After delicate negotiations, a compromise was reached that allowed the flag to be carried in by a smaller honor guard of athletes and representatives of New York's Port Authority and Fire and Police departments during the traditional playing of the national anthem.

"We felt it was appropriate to begin the Games with a recognition of the greater meaning that had been brought to the Olympics by the heroism of our fallen heroes," Romney said.

Around the first anniversary of the attacks, it has been virtually impossible to tune in a sporting event that doesn't make reference to the tragedy. NFL coaches wear shirts embroidered with a U.S. flag and the date, 9-11. Tonight, Major League Baseball games will pause for a moment of silence at 9:11 p.m., followed by a video tribute to the victims of the attack. And NASCAR had changed the name of its upcoming race at Dover (Del.) International Speedway to the MBNA All-American Heroes 400.

For some, it is too much.

Salon.com's Gary Kamiya called for an end to "quasi-official messages of national healing" at major sporting events last February. "Such messages have increasingly begun to take over the tragedy they attempt to commemorate,"

Kamiya wrote. "The reality of Sept. 11 is buried beneath a mountain of red, white and blue treacle."

But it is the lack of acknowledgement by Olympic officials of the massacre at the 1972 Summer Games that is so painful for Benjamin and Dorothy Berger of Shaker Heights, Ohio.

The Munich Olympics introduced terrorism to the world, as hooded gunmen from the Palestinian terrorist group Black September took captive and killed 11 Israeli athletes. The Bergers' son, David, was among those slain. In the years since, they have repeatedly asked IOC officials to hold a moment of silence in the victims' honor during the Games, but it has never happened.

"They would like to forget the whole thing," Dorothy Berger says. "I guess that admits blame."

The Bergers have not attended an Olympics since. Dorothy Berger sometimes watches the competition on TV -- everything but wrestling and weightlifting, her son's sports. And she believes the Olympics have changed as a result of Munich.

"There is so much security," she said. "There was absolutely none in 1972. They left everything to the Germans, and we know what happened. I have very bad thoughts about that."

Today, at stadiums across the country, millions of fans have apparently made peace with sports' new reality.

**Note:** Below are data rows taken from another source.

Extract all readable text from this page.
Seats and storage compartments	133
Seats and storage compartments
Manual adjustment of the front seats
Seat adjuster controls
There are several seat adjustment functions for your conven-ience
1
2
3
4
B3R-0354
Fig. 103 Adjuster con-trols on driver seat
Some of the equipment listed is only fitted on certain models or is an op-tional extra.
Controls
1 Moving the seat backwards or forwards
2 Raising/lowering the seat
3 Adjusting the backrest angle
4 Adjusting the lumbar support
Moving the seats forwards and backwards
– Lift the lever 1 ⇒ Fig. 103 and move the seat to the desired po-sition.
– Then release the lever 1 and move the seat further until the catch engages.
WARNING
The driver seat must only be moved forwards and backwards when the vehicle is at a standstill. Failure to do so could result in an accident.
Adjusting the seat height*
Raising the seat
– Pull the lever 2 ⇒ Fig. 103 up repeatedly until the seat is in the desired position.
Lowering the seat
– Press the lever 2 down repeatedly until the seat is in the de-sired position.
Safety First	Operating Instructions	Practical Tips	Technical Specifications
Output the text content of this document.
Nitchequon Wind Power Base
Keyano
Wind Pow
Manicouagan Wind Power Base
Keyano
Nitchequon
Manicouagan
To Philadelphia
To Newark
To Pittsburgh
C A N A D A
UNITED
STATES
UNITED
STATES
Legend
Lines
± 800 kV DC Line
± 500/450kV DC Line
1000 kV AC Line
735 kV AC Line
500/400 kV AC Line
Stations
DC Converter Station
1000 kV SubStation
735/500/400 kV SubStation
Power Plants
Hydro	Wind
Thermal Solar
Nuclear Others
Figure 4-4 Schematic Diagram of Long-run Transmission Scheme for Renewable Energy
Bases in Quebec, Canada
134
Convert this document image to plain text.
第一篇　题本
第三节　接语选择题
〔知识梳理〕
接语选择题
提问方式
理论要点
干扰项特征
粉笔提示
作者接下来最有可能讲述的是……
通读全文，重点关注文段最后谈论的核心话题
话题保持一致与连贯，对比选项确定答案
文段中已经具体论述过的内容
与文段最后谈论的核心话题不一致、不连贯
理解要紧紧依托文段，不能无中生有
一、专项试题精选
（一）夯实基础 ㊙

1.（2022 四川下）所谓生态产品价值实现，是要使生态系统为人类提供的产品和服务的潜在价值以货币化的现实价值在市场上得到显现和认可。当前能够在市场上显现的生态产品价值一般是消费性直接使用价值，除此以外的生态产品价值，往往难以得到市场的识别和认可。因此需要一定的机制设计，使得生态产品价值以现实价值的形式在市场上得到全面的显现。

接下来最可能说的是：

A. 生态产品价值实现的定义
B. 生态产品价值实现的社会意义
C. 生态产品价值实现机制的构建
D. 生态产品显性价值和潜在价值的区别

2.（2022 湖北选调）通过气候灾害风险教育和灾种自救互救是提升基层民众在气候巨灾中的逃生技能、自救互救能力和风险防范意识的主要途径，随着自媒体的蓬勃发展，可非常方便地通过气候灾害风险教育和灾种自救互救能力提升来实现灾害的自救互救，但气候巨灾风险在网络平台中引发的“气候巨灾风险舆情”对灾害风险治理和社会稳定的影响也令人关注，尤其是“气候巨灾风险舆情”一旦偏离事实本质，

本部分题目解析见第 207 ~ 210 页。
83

Last weekend's Florida-Miami game drew a record 85,777 revelers to Gainesville's stadium, where there were no metal detectors or bomb-sniffing dogs in sight.

"I thought about it during the game when I looked around and saw all the people," said Fort Lauderdale's Dana Holding, asked if she had concerns about her safety at the game. "But it's not something you're going to stress about."

According to Lionel Dubay, past president of the International Association of Assembly Managers, those who run the nation's sports venues and concert halls are taking every step humanly possible to ensure that spectators are safe. But he concedes the obvious. "If someone wants to make a statement through a terrorist act at a public event," Dubay says, "they possibly could succeed."

Pike devotes much of his day to contemplating how. Mortars launched from nearby buildings? Suicide bombings?

In the meantime, the NFL's Ahlerich sees no evidence that the extra measures can be relaxed.

"We're in this for the long haul," Ahlerich says. "If we're advised by the U.S. government a year or two years from now the threat level has dropped down and gone away, then perhaps we can ease back. But we're not being told that.

"We're told we need to be careful. All Americans are being told this. And we're taking it very seriously."